I am following the exercises in the O'Reilly Learning Perl book and one of them asks to write a sub greet, taking one parameter (a name) that supplies a greeting if this is the first $name that was passed to the sub, otherwise supply a greeting along with the other names that have been sent previously. (I also check if the name has been sent more than once).
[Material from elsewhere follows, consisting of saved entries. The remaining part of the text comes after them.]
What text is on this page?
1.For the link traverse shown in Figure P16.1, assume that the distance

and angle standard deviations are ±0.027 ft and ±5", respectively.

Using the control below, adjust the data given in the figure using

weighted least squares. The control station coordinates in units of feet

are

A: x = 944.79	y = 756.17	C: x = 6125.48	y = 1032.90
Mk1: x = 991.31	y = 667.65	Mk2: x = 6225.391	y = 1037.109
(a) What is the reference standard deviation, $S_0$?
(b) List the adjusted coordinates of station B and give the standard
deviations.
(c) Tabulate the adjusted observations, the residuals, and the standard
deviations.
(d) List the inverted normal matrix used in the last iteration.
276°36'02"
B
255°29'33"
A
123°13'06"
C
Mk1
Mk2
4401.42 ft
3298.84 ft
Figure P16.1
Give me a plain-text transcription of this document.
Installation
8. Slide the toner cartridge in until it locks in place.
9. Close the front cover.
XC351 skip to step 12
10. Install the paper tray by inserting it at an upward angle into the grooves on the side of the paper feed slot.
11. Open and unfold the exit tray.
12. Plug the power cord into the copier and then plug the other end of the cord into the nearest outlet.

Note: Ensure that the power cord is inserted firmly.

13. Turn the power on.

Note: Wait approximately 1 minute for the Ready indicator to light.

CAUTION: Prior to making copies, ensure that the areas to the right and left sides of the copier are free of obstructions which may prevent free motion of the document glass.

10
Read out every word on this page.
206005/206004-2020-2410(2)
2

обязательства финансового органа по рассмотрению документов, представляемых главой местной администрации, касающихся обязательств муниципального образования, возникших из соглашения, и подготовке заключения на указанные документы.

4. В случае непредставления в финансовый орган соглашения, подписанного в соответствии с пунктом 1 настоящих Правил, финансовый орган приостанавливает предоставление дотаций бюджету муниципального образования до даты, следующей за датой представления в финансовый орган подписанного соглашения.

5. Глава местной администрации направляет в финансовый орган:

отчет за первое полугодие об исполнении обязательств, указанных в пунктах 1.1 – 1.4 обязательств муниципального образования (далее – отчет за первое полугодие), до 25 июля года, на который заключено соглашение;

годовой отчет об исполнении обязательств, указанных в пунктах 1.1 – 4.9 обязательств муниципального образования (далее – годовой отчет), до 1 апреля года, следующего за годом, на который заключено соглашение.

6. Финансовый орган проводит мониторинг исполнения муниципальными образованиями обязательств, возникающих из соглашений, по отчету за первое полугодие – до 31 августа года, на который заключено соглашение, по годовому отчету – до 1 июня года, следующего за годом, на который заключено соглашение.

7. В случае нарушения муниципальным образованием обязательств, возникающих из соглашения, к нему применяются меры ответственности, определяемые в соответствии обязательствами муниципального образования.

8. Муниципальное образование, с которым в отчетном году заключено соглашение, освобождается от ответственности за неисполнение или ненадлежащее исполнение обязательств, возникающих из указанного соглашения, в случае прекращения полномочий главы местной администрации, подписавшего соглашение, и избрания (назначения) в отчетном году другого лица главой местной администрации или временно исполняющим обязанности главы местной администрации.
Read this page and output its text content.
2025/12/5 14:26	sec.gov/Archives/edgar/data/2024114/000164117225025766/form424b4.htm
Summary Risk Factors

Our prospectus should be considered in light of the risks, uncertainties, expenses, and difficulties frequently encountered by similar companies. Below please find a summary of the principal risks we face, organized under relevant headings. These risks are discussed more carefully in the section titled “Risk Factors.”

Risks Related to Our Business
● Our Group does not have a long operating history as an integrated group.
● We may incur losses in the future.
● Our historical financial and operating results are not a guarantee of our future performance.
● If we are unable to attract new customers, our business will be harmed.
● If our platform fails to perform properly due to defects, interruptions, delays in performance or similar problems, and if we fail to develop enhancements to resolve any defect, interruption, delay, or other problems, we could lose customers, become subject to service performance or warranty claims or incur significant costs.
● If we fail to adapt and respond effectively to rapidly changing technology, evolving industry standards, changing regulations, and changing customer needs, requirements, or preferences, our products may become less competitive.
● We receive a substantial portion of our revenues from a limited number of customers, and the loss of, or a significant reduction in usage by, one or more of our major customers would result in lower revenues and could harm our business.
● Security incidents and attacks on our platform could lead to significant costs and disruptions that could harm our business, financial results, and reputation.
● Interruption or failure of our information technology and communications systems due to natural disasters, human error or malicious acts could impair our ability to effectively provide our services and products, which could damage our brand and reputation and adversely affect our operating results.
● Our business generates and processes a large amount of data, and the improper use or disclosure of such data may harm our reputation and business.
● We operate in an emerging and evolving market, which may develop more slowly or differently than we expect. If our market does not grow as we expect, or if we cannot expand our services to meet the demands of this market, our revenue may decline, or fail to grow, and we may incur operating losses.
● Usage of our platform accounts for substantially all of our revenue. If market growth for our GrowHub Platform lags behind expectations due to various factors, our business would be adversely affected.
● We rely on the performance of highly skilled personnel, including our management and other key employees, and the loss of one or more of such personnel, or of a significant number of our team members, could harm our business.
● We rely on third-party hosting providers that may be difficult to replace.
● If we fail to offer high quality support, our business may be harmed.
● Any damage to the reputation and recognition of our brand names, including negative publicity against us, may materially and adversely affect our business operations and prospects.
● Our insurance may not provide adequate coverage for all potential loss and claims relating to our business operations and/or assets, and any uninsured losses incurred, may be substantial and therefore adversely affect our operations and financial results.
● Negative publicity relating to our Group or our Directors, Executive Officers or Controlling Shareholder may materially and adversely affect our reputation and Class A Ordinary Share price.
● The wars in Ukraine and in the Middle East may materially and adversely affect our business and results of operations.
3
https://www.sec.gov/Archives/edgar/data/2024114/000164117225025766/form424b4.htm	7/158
I am having problems getting into a certain bit of code however - I have commented where I am seeing the problem
Code:
#!/usr/bin/perl -w
use v5.14.0;
sub greet {
my $iName = $_[0];
#need some state variable that stores the parameters that have already been sent to this function on a previous invocation
state @seen_names;
#This would all be better implemented with a hash as the container type
#but in the spirit of working with beginning example sets lets just use the simpler data structures.
if (!@seen_names) {
push @seen_names, "$iName ";
print "Hello $iName, you are the first visitor to this function.\n";
} else {
my $push_name = 0;
foreach my $el (@seen_names) {
#------------------------DEBUG-----------
print "equal? ", ("$el" eq "$iName"), "\n"; #debug - the boolean looks undef
print "equal? ", ("a" eq "a"), "\n"; #debug - the boolean is true
#------------------------DEBUG-----------
if ($el eq $iName) { #debug - do not get into this if
# FIXME the next line will reprint this name unless I loop through it again from scratch (or delete then re-add after)
# neither is nice
print "hello again $iName, you have been here before, other visitors have been " , @seen_names, "\n";
} else {
print "hello $iName, previous visitors were @seen_names.\n";
$push_name = 1;
}
}
if ($push_name) {
push @seen_names, "$iName ";
}
}
}
&greet ("Greg");
&greet ("Greg");
#&greet ("Bob");
#&greet ("James");
#print &greet "Jill";
~
what am I doing wrong?
EDIT: It seemed like a good idea at the time to add each name with a space (so I could print the array without writing another loop to avoid all the names being stuck together) but that means the if I was having trouble with evaluates as false (though false doesn't seem to be 0 as I expected).